Scena n. 23. Dimostrazione di capacità.

             

            Per un attimo ho tremato, dico al mio amico cercando di fargli immaginare la scena. Dovevo superare l’attimo buio, gli spiego, il momento difficile, la cosa più importante di tutte. Pareva che gran parte della mia esistenza fosse stata convogliata fino a quell’attimo, che tutto si fosse raddensato in quel punto, ed io disperatamente, all’improvviso, vivevo dentro di me, come in un incubo, la certezza di mancare la prova, di non riuscire in quanto mi era dato di dimostrare. Certo, probabilmente non avrei neppure dovuto provare, dico ancora al mio amico, che sembra proprio comprendere facilmente quanto gli vado spiegando; la strategia più adeguata, probabilmente, sarebbe stata quella di evitare qualsiasi riflessione, ogni ragionamento, concentrarsi su un’immagine assolutamente estranea alle cose, e lasciare che la parte più istintiva di me emergesse, fino a portare ogni speranza oltre l’ostacolo.

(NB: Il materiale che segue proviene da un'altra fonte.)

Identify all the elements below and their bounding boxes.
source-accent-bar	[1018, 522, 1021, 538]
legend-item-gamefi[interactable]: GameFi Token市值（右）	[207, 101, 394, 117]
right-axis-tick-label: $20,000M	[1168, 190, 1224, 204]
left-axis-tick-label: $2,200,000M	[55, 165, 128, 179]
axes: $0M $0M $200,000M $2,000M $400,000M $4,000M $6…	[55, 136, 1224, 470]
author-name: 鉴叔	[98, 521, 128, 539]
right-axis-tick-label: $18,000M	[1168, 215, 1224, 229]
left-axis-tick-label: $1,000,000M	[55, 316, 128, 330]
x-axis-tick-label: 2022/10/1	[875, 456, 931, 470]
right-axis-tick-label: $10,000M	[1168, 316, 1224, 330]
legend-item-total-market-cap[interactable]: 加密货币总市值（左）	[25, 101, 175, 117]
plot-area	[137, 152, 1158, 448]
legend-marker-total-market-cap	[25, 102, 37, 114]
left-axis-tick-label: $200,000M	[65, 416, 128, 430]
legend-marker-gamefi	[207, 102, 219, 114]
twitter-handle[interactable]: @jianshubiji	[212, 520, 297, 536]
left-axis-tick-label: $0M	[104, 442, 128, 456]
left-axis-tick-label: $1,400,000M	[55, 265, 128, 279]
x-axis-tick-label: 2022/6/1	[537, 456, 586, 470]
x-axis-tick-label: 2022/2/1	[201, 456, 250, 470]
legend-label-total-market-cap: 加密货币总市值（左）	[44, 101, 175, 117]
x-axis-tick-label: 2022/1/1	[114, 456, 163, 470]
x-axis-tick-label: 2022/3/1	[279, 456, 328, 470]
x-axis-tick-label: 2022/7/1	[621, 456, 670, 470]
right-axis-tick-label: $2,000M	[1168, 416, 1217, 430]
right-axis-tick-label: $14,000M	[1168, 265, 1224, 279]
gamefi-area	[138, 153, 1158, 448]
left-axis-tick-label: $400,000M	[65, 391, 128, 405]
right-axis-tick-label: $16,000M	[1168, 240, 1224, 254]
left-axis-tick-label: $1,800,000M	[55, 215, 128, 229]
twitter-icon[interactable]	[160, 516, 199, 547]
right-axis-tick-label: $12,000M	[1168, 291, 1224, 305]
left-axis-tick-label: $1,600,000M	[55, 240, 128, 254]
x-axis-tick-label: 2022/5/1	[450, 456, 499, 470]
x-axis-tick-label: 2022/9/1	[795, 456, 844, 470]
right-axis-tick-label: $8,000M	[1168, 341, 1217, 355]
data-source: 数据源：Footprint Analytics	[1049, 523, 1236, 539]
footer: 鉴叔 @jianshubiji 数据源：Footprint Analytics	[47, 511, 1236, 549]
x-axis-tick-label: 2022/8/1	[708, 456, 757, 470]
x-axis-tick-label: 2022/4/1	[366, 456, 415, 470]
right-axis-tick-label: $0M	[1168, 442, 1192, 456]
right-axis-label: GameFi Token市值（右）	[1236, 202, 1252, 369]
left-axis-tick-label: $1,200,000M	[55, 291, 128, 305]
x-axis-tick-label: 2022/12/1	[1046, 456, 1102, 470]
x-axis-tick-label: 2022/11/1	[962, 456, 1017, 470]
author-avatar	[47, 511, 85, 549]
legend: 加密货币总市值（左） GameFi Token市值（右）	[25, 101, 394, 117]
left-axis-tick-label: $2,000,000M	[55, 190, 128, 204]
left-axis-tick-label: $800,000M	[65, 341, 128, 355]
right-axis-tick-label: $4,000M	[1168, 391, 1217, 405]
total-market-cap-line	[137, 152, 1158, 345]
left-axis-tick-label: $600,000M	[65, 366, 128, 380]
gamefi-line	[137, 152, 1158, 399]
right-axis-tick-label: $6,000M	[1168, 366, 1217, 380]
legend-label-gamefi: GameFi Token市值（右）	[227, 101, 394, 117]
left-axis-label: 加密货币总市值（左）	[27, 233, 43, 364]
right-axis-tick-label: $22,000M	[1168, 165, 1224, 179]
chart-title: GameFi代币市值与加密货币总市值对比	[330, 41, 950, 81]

            Il mio amico all’improvviso ha come un momento di distacco da quanto gli vado dicendo: si alza dalla sua sedia, compie qualche passo con calma sopra le assi nude del palco, sembra che cerchi con sforzo di dire qualcosa. Invece si ferma, alza la testa, guarda per un attimo il pubblico con sguardo severo. Impossibile non riuscire a far fronte ad una cosa d’importanza così decisiva, dice come a se stesso. Difatti, faccio subito io; è esattamente quello che anch’io in quell’attimo avevo dentro la mente, ma proprio per questo, non so per quale altro motivo preciso, ero contemporaneamente anche quasi sicuro che avrei fatto fiasco.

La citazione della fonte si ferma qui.